1. Thread pool using blocking queue

2. Use a fixed-step or fixed-time queue

3. Using Disruptor

4. Use MQ or Kafka

Use thread pool to achieve asynchronous (support multi-producer, multi-consumer)

 

Features: You can use the thread pool that comes with JDK to achieve asynchronous, simple programming, and a lot of data. It is recommended to be preferred in scenarios with small concurrency.

Use Guava Queues (supports multiple producers and single consumers)

 

Features: Asynchronous batch queue, batch data processing after the queue reaches the specified length or reaches the specified time. It is suitable for scenarios that require low response time and can tolerate a certain amount of data loss. For example, batch saving of short text data.

After a period of research, we found that Disruptor was more suitable for our needs.

First, let's introduce the powerful performance of Disruptor.

 

 

 

 

 

This picture contains the asynchronous queue model scene I enumerated above, so it is very representative. Disruptor has high performance because it uses a lock-free queue. The specific principle is not detailed, you can search and see. Disruptor supports the above typical scenarios, and flexibly uses Disruptor's workflow mechanism to simplify programming.

• Getting started with English articles: https://github.com/LMAX-Exchange/disruptor/wiki/Getting-Started

• Chinese demo link: http://my.oschina.net/u/2273085/blog/507735?p=1

• Concurrency framework Disruptor related translation: http://ifeve.com/disruptor/

Post the official test results.

 

The following describes several uses of disruptor from the code level.

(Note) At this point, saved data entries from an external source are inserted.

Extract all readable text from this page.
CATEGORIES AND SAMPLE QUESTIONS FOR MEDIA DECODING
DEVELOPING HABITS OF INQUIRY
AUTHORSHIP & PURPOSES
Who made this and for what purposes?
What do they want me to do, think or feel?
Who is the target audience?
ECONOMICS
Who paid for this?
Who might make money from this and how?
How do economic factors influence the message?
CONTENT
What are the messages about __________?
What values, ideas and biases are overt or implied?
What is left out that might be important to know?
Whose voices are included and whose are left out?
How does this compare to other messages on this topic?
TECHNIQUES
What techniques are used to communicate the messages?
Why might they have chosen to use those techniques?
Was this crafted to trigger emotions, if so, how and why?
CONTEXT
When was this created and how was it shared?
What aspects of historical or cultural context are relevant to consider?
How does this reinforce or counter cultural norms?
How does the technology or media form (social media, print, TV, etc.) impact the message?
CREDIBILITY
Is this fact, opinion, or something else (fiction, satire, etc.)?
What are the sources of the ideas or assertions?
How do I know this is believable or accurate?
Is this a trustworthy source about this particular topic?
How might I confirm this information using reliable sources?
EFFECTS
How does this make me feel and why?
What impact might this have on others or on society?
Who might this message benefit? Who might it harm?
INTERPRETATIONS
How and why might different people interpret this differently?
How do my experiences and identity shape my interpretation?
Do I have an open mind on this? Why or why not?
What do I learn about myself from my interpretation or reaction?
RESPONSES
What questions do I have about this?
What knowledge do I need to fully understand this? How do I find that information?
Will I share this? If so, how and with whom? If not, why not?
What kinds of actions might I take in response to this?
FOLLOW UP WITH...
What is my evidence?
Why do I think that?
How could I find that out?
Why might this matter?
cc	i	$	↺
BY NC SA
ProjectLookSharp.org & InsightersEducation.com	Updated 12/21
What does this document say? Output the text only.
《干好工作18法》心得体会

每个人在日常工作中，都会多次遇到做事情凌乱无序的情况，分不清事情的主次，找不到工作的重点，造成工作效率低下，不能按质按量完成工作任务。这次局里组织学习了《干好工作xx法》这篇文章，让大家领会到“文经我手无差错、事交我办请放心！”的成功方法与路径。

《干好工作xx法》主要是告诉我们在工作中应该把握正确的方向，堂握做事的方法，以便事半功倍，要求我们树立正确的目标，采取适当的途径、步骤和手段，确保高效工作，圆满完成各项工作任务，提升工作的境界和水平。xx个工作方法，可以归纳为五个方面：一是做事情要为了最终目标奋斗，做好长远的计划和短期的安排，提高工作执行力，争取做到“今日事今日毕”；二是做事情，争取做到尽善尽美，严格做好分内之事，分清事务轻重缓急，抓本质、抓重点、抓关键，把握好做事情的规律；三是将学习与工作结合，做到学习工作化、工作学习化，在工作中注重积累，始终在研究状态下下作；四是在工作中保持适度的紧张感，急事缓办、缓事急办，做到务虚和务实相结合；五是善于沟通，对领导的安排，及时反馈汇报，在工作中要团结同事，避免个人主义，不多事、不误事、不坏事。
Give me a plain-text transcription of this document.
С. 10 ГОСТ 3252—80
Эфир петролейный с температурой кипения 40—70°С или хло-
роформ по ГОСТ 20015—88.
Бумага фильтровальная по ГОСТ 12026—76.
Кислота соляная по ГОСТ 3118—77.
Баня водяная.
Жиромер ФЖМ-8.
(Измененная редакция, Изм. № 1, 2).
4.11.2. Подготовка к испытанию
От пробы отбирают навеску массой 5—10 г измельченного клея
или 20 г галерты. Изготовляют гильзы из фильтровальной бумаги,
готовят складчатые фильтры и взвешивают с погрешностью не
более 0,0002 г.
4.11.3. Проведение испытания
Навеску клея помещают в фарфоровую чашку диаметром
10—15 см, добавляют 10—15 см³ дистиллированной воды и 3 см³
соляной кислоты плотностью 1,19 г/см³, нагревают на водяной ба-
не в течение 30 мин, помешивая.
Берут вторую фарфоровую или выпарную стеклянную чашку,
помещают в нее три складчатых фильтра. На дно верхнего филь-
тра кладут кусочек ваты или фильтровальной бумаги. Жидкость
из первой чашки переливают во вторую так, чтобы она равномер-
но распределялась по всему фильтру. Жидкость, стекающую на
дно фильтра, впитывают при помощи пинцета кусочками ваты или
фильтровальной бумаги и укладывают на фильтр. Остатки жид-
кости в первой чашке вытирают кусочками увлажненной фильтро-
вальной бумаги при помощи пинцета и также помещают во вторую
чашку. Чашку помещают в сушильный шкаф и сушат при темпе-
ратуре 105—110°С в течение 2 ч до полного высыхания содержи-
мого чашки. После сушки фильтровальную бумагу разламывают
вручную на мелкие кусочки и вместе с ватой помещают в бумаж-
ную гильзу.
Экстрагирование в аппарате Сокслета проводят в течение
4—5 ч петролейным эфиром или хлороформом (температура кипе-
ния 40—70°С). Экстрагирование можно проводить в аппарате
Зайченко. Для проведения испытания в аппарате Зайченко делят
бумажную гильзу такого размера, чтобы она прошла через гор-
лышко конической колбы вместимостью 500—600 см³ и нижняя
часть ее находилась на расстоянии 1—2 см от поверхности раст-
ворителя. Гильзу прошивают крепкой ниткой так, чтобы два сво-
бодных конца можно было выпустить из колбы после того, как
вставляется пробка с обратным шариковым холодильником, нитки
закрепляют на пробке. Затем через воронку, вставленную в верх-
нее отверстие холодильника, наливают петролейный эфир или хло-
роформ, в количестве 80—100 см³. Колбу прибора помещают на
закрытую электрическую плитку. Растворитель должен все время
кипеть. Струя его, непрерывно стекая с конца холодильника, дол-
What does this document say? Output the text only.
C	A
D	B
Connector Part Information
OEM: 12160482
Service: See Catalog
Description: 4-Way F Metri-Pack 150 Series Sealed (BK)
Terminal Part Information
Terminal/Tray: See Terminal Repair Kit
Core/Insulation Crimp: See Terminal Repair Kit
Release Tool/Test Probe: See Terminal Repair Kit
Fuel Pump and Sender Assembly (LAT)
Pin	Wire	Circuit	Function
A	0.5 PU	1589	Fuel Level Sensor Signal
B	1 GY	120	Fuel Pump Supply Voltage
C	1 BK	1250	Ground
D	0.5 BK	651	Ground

Using Disruptor (single producer multiple consumers)

 

Disruptor provides multiple implementations of WaitStrategy. Each strategy has different performance, advantages and disadvantages. Selecting an appropriate strategy according to the hardware characteristics of the CPU in the actual operating environment and matching specific JVM configuration parameters can achieve different performance improvements. For example, BlockingWaitStrategy, SleepingWaitStrategy, YieldingWaitStrategy, etc., where:

• BlockingWaitStrategy is the least efficient strategy, but it consumes the least CPU and can provide more consistent performance in various deployment environments;

• The performance of SleepingWaitStrategy is similar to BlockingWaitStrategy, and the CPU consumption is similar, but it has the least impact on the producer thread, and is suitable for scenarios similar to asynchronous logs;

• YieldingWaitStrategy has the best performance and is suitable for low-latency systems. This strategy is recommended in scenarios that require extremely high performance and the number of event processing lines is less than the number of logical cores of the CPU; for example, the CPU enables hyperthreading.

We now use the BlockingWaitStrategy pattern.

Using Disruptor (multi-producer, multi-consumer)

 

 

Using Disruptor (multi-producer, multi-consumer)

 

In this example, a thread pool-like consumer group is used to process data.

Multi-step Pattern Workflow: Disruptor

 

Annoyance after using async

Annoyance No. 1: Risk of Data Loss

Solution: write to the log or database first, and then put it into the asynchronous queue.

Trouble 2: Increased pressure on other systems

Solution: Use certain current limiting and fusing to protect other systems.

Trouble 3: Asynchronous tasks are not executed after data is saved

Solution: Use the asynchronous task compensation method to periodically obtain data from the database, put it in the queue for execution, and update the data status bit after execution.

Trouble 4: How to set the queue length and the number of consumers

Workaround: Use an actual stress test to get the queue length. Or use the mathematical formula of queuing theory to get the preliminary value, and then carry out the actual pressure test.

Finally, introduce the experience in the project:

• • Do what you can: Make technology selection based on business characteristics, and try to avoid using asynchrony if the business volume is small. Do something, do something

  • Data Speaking: Necessary Stress Tests Must Be Performed When Asynchronous

  • First find out the key points of the system: optimize the performance within a single system, and then optimize globally through the decomposition of the overall system

  • Choose a framework based on the characteristics of the team and project.